Practical user scenarios

Translating the comparison into concrete advice:

  • Want mainstream DeFi protocols, leverage and derivatives? Pick Arbitrum — deepest, most complete.
  • First time on-chain, want to grab some memecoins? Pick Base — one click from Coinbase, cents per action.
  • Long-term bet on the OP Stack and Superchain interoperability? Pick Optimism — hold OP and participate in governance.
  • Hunting airdrops? Cover all three. Base hasn’t issued a token yet; Arbitrum and Optimism still drop top-ups; LayerZero and other bridges’ usage records often feed into the distribution model.

Many veterans simply keep funds on all three and rotate by scenario: main positions on Arbitrum, daily action and small-cap experiments on Base, governance and Superchain apps on Optimism.

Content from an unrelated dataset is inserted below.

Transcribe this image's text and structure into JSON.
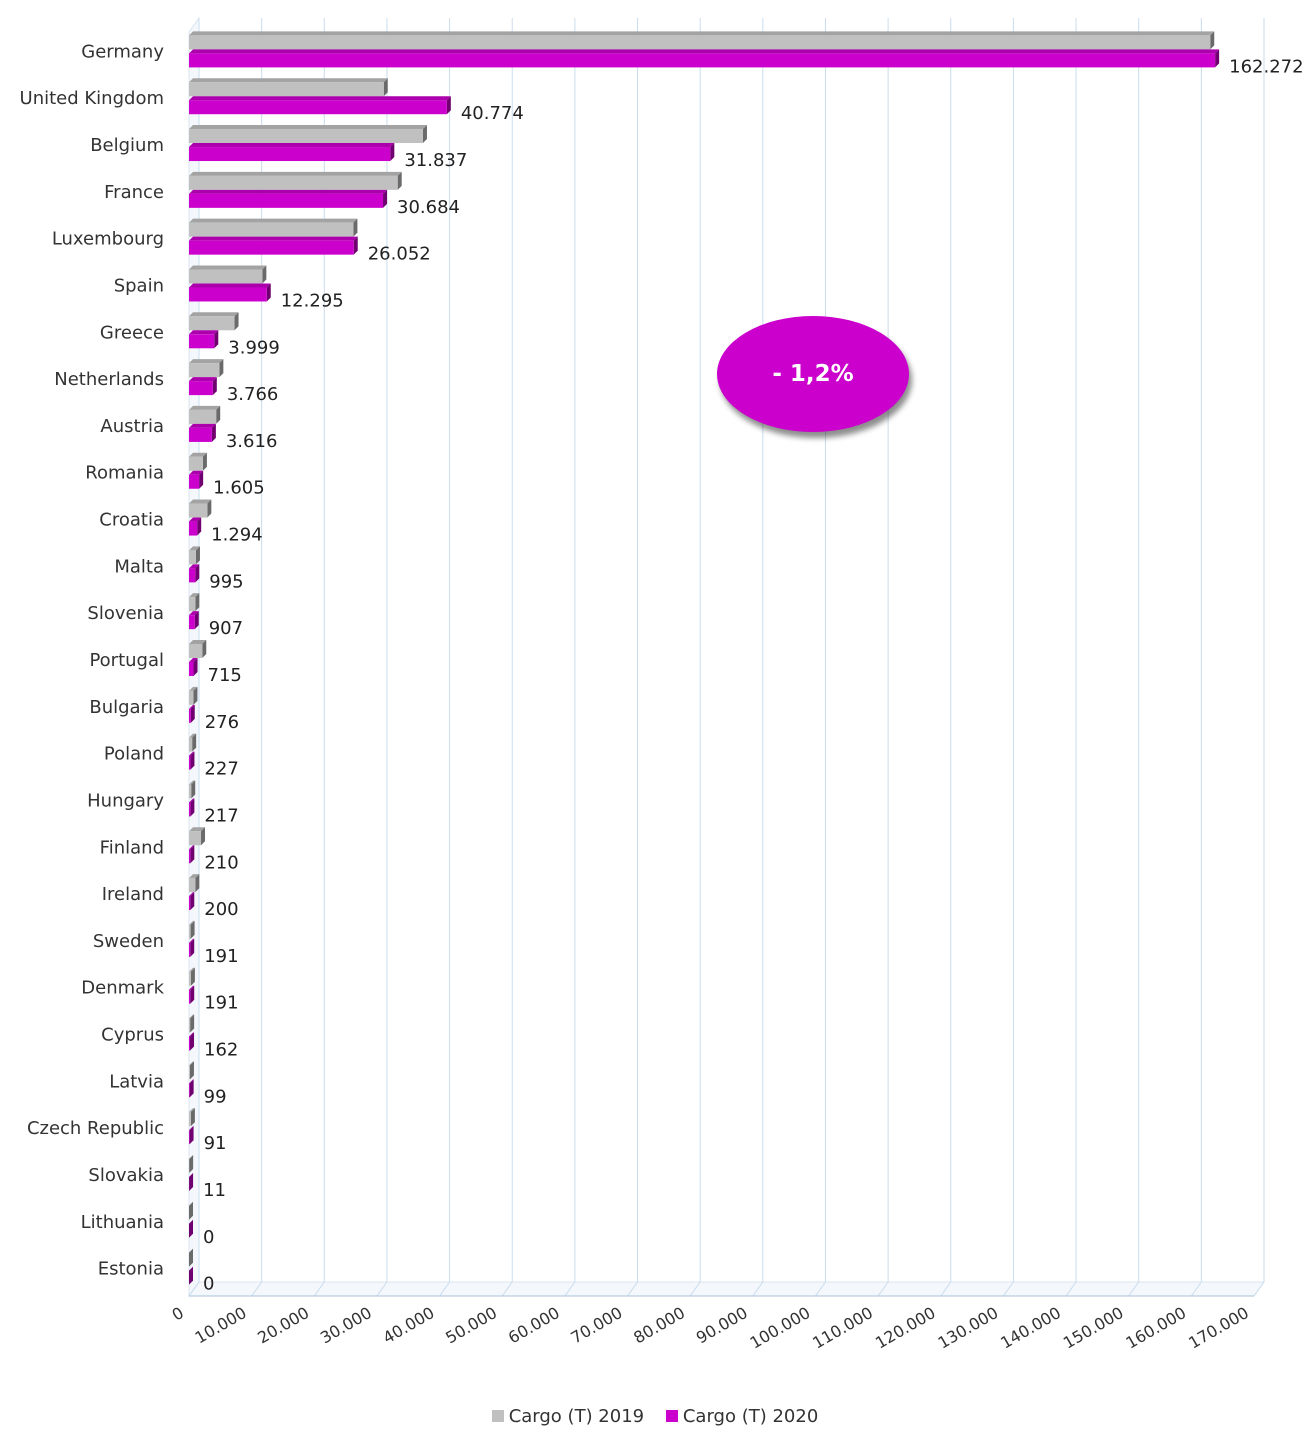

L2 scenarios and capital allocation across chains

Bridges and round-trips

To move assets in from L1 or another L2 all three have official bridges:

  • Arbitrum Bridge: L1→L2 takes minutes, L2→L1 follows the standard 7-day challenge; third-party bridges (Across, Stargate) compress to minutes.
  • Optimism Bridge: same rhythm; with multi-proof Fault Proofs live since 2024, withdrawal UX is steadily improving.
  • Base Bridge: same underlying logic as Optimism, but the easier path is the Coinbase in-app “on-chain transfer” — debit your account balance straight to a Base address.

The full cross-chain playbook deserves its own piece, but remember: any fast L2-to-L2 bridge is liquidity provider-financed, not protocol-level final — fees can swing wildly during volatility. That is also why veterans prefer keeping a permanent slice of capital on each chain rather than bridging back and forth. Short-term competition benefits users; long-term it forces infra providers toward cheaper and more trust-minimized bridges.

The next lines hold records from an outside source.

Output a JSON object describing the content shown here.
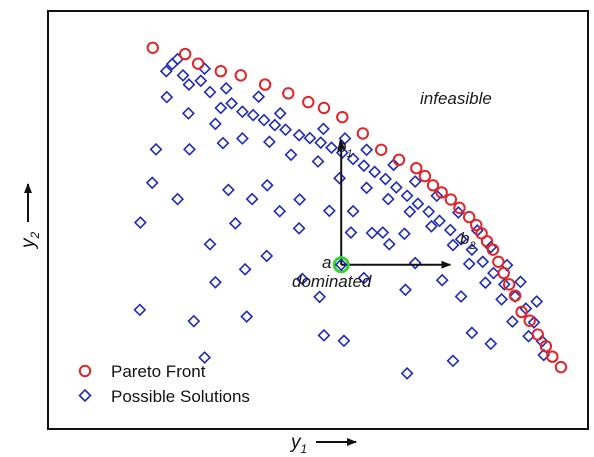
{
  "chart_data": {
    "type": "scatter",
    "xlabel": "y",
    "xlabel_sub": "1",
    "ylabel": "y",
    "ylabel_sub": "2",
    "xlim": [
      0,
      10
    ],
    "ylim": [
      0,
      10
    ],
    "grid": false,
    "legend_position": "bottom-left",
    "colors": {
      "pareto": "#e0262a",
      "possible": "#1f2ab8",
      "highlight": "#35d62b",
      "axes": "#111111"
    },
    "series": [
      {
        "name": "Pareto Front",
        "marker": "circle",
        "points": [
          [
            1.94,
            9.12
          ],
          [
            2.54,
            8.97
          ],
          [
            2.78,
            8.74
          ],
          [
            3.2,
            8.56
          ],
          [
            3.57,
            8.46
          ],
          [
            4.02,
            8.24
          ],
          [
            4.45,
            8.03
          ],
          [
            4.82,
            7.82
          ],
          [
            5.11,
            7.68
          ],
          [
            5.45,
            7.46
          ],
          [
            5.83,
            7.07
          ],
          [
            6.17,
            6.68
          ],
          [
            6.5,
            6.44
          ],
          [
            6.82,
            6.24
          ],
          [
            6.98,
            6.05
          ],
          [
            7.13,
            5.83
          ],
          [
            7.29,
            5.66
          ],
          [
            7.46,
            5.49
          ],
          [
            7.62,
            5.29
          ],
          [
            7.8,
            5.07
          ],
          [
            7.93,
            4.88
          ],
          [
            8.03,
            4.68
          ],
          [
            8.13,
            4.49
          ],
          [
            8.24,
            4.29
          ],
          [
            8.34,
            4.0
          ],
          [
            8.44,
            3.73
          ],
          [
            8.54,
            3.46
          ],
          [
            8.65,
            3.19
          ],
          [
            8.77,
            2.8
          ],
          [
            8.92,
            2.59
          ],
          [
            9.07,
            2.26
          ],
          [
            9.22,
            1.98
          ],
          [
            9.34,
            1.73
          ],
          [
            9.5,
            1.48
          ]
        ]
      },
      {
        "name": "Possible Solutions",
        "marker": "diamond",
        "points": [
          [
            2.19,
            8.56
          ],
          [
            2.3,
            8.73
          ],
          [
            2.5,
            8.46
          ],
          [
            2.61,
            8.24
          ],
          [
            2.83,
            8.33
          ],
          [
            3.0,
            8.06
          ],
          [
            3.2,
            7.68
          ],
          [
            3.4,
            7.79
          ],
          [
            3.6,
            7.59
          ],
          [
            3.8,
            7.51
          ],
          [
            4.0,
            7.39
          ],
          [
            4.2,
            7.27
          ],
          [
            4.4,
            7.16
          ],
          [
            4.65,
            7.03
          ],
          [
            4.85,
            6.96
          ],
          [
            5.05,
            6.85
          ],
          [
            5.25,
            6.73
          ],
          [
            5.45,
            6.61
          ],
          [
            5.65,
            6.46
          ],
          [
            5.85,
            6.3
          ],
          [
            6.05,
            6.15
          ],
          [
            6.25,
            5.98
          ],
          [
            6.45,
            5.78
          ],
          [
            6.65,
            5.58
          ],
          [
            6.85,
            5.39
          ],
          [
            7.05,
            5.2
          ],
          [
            7.25,
            4.98
          ],
          [
            7.45,
            4.76
          ],
          [
            7.65,
            4.54
          ],
          [
            7.85,
            4.29
          ],
          [
            8.05,
            4.0
          ],
          [
            8.25,
            3.73
          ],
          [
            8.45,
            3.46
          ],
          [
            8.65,
            3.17
          ],
          [
            8.85,
            2.88
          ],
          [
            9.0,
            2.55
          ],
          [
            9.15,
            2.1
          ],
          [
            2.4,
            8.85
          ],
          [
            2.9,
            8.62
          ],
          [
            3.3,
            8.15
          ],
          [
            3.9,
            7.95
          ],
          [
            4.3,
            7.55
          ],
          [
            5.1,
            7.18
          ],
          [
            5.5,
            6.95
          ],
          [
            5.9,
            6.68
          ],
          [
            6.4,
            6.32
          ],
          [
            6.8,
            5.92
          ],
          [
            7.2,
            5.58
          ],
          [
            7.6,
            5.18
          ],
          [
            7.95,
            4.75
          ],
          [
            8.2,
            4.35
          ],
          [
            8.5,
            3.92
          ],
          [
            8.75,
            3.52
          ],
          [
            9.05,
            3.05
          ],
          [
            2.2,
            7.94
          ],
          [
            2.6,
            7.55
          ],
          [
            3.1,
            7.3
          ],
          [
            3.6,
            6.95
          ],
          [
            4.1,
            6.87
          ],
          [
            4.5,
            6.56
          ],
          [
            5.0,
            6.4
          ],
          [
            5.4,
            6.0
          ],
          [
            5.9,
            5.77
          ],
          [
            6.3,
            5.5
          ],
          [
            6.7,
            5.2
          ],
          [
            7.1,
            4.85
          ],
          [
            7.5,
            4.4
          ],
          [
            7.8,
            3.95
          ],
          [
            8.1,
            3.5
          ],
          [
            8.4,
            3.1
          ],
          [
            8.6,
            2.57
          ],
          [
            8.9,
            2.22
          ],
          [
            2.0,
            6.69
          ],
          [
            1.93,
            5.89
          ],
          [
            2.62,
            6.69
          ],
          [
            3.24,
            6.84
          ],
          [
            1.71,
            4.94
          ],
          [
            2.4,
            5.5
          ],
          [
            3.34,
            5.72
          ],
          [
            3.78,
            5.5
          ],
          [
            4.06,
            5.83
          ],
          [
            4.29,
            5.21
          ],
          [
            4.66,
            5.49
          ],
          [
            5.21,
            5.22
          ],
          [
            5.61,
            4.7
          ],
          [
            6.0,
            4.69
          ],
          [
            6.6,
            4.67
          ],
          [
            6.8,
            3.97
          ],
          [
            6.32,
            4.42
          ],
          [
            4.05,
            4.14
          ],
          [
            4.71,
            3.59
          ],
          [
            5.85,
            3.61
          ],
          [
            6.62,
            3.33
          ],
          [
            7.3,
            3.56
          ],
          [
            7.65,
            3.17
          ],
          [
            7.85,
            2.3
          ],
          [
            8.2,
            2.04
          ],
          [
            9.18,
            1.77
          ],
          [
            3.1,
            3.51
          ],
          [
            2.7,
            2.58
          ],
          [
            1.7,
            2.85
          ],
          [
            3.65,
            3.82
          ],
          [
            3.68,
            2.69
          ],
          [
            5.03,
            3.16
          ],
          [
            5.11,
            2.24
          ],
          [
            5.48,
            2.11
          ],
          [
            4.65,
            4.8
          ],
          [
            5.65,
            5.21
          ],
          [
            6.2,
            4.7
          ],
          [
            3.0,
            4.42
          ],
          [
            3.47,
            4.92
          ],
          [
            2.9,
            1.71
          ],
          [
            6.65,
            1.33
          ],
          [
            7.5,
            1.63
          ]
        ]
      }
    ],
    "annotations": {
      "infeasible": "infeasible",
      "dominated": "dominated",
      "point_a": "a",
      "b1": "b",
      "b1_sub": "1",
      "b2": "b",
      "b2_sub": "2",
      "point_a_xy": [
        5.43,
        3.93
      ],
      "b1_tip_xy": [
        5.43,
        6.9
      ],
      "b2_tip_xy": [
        7.45,
        3.93
      ]
    }
  }
}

DeFi → Arbitrum, retail → Base, ecosystem → Optimism

Mapped back to narrative:

  • Arbitrum is the financial L2 — owning the headline thanks to DeFi depth and derivatives volume.
  • Base is the consumer L2 — leveraging Coinbase flow as a new-user gateway and SocialFi sandbox.
  • Optimism is the protocol L2 — using OP Stack to position itself as the operating system of L2.

The three are all Optimistic Rollups; the tech gap is small. What actually decides your choice is capital size, scenario, and time horizon. Treat them as a portfolio rather than a one-pick question and you’ll usually be fine.